一見すると、いつもの吹雪のようだが雰囲気はどこか暗い。
「辺見先輩…」
吹雪から少し離れた位置にいた辺見に気付いた成神がその名を呼ぶが、辺見がそれに反応する事はなかった。
「…!」
飛鷹が円堂の後方に注意を向ける。
「あぁ、そうだ…俺のチームを紹介しないとな」
円堂がそう言うと姿を表すメンバー達。
「!?」
鬼道、豪炎寺、風丸、晴矢…そしてカイ、
立向居達はそのメンバー達の顔を見て一瞬、言葉をなくした。
「鬼道…お前まで」
まさか鬼道まで居るとは思っていなかった佐久間が目を見開くと、鬼道は「ふっ…」と笑う。
「元々、俺はサッカーの頂点を目指していた…その俺がこのチームにいてもおかしくないだろう」
「なんせ俺達は最強のチームだからな」
晴矢が立向居達に見下した笑みを向けて言う。
「……ん?」
何かに気付いたらしい円堂が間延びした声を出す。
「お〜い、人数足りなくね?」
「え?」
吹雪は立向居達を1人ずつ指差しながら「1、2、3…」と数え、「本当だ」と不満げに言った。
「じゃあ、僕達から2人抜かなきゃ駄目?」
「俺は絶対出る」
「俺は…円堂の指示に従う」
「あはっ、じゃあ1人は風丸くんで良いね。
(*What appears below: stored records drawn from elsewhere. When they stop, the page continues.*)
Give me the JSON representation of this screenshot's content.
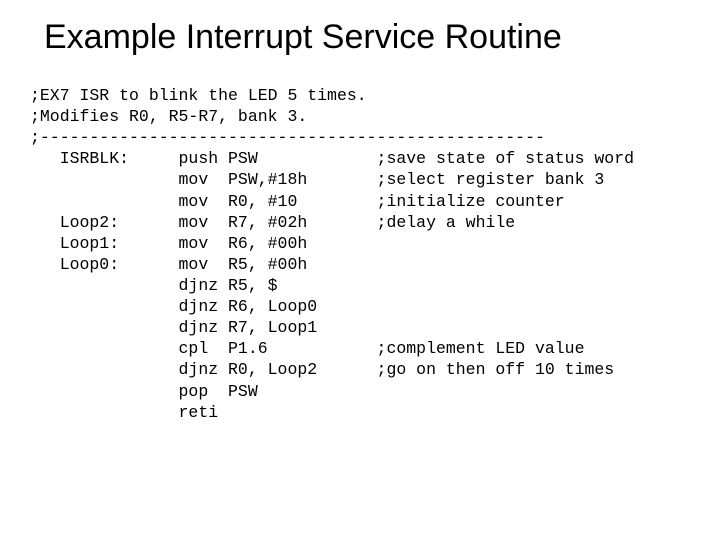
{
  "title_fontsize": 34,
  "code_fontsize": 16.5,
  "title_color": "#000000",
  "code_color": "#000000",
  "bg_color": "#ffffff",
  "title": "Example Interrupt Service Routine",
  "code": ";EX7 ISR to blink the LED 5 times.\n;Modifies R0, R5-R7, bank 3.\n;---------------------------------------------------\n   ISRBLK:     push PSW            ;save state of status word\n               mov  PSW,#18h       ;select register bank 3\n               mov  R0, #10        ;initialize counter\n   Loop2:      mov  R7, #02h       ;delay a while\n   Loop1:      mov  R6, #00h\n   Loop0:      mov  R5, #00h\n               djnz R5, $\n               djnz R6, Loop0\n               djnz R7, Loop1\n               cpl  P1.6           ;complement LED value\n               djnz R0, Loop2      ;go on then off 10 times\n               pop  PSW\n               reti"
}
もう1人は…」
「その必要はない」
「!?」
突然、この場に居た誰のものでもない声が発せられた。
「僕達がこちらのチームに入るよ」
全員の視線を受けたのは…、
「アフロディ!!それにガゼル!?」
染岡が二人の名を叫ぶと、二人は軽く頷く。
「力を貸すよ」
「どうやらウチのバカが迷惑をかけているらしいからな」
そう言った二人の視線は不敵な笑みを浮かべた晴矢へと向けられている。
晴矢は「面白ぇ…」と、更に笑みを深くした…。